The development plans collapsed during the city's financial crisis. Nevertheless, interest in developing these areas persisted and the plans and policy set the pattern of development for the area that has followed.

In 2022, developers announced construction would begin on a two million square foot mixed use project called The Stacks, which is expected to deliver in 2025. The project will include 2,000 residential units and more than 80,000 square feet of retail space. Additionally, there will be hotels, restaurants, and a bowling alley on site.

The United States Geological Survey's (USGS) most recent topographic maps identify the tip of the peninsula that contains Fort McNair as "Greenleaf Point". The USGS maps also identify a lesser point to the northeast of Greenleaf Point as "Buzzard Point". (James Creek, which was excavated during the 19th century to become a branch of the [now defunct] Washington City Canal, once separated these two points. Its name persists in the present-day James Creek Marina, located between the two named points. In early times, James Creek was also known as St. James Creek.)

Although officially the name of only a tip of the peninsula, the term "Buzzard Point" now serves to identify much or all of an urbanized area south of M Street SW and west of South Capitol Street SW, excluding Fort McNair.

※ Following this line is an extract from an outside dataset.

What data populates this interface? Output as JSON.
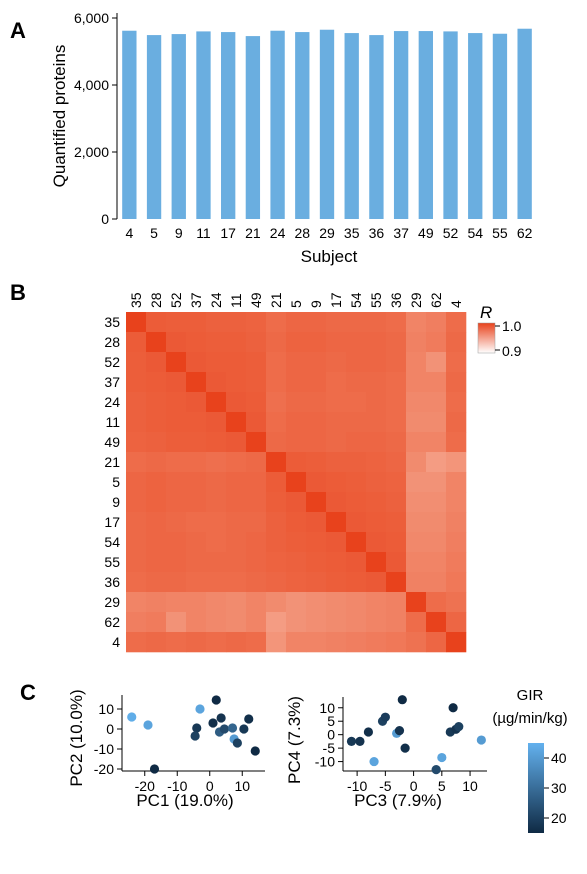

The area has long been known as an industrial part of the city. Buzzard Point is close to Nationals Park, and not far from the Waterfront and Navy Yard – Ballpark Metro stations. The Buzzard Point waterfront extends from the Fort along the west bank of the Anacostia River as far as South Capitol Street at the Frederick Douglass Memorial Bridge. From west to east along it from the Fort are the James Creek Marina, the former headquarters of the U.S. Coast Guard, Buzzard Point Marina, and Buzzard Point Park.

During 2007, Pepco Holdings announced that it sought to retire the Buzzard Point power plant by 2012.

On July 25, 2013, a tentative deal was announced to have a 20,000-seat stadium for the D.C. United soccer team built at Buzzard Point and to cost $300 million. Audi Field opened July 14, 2018.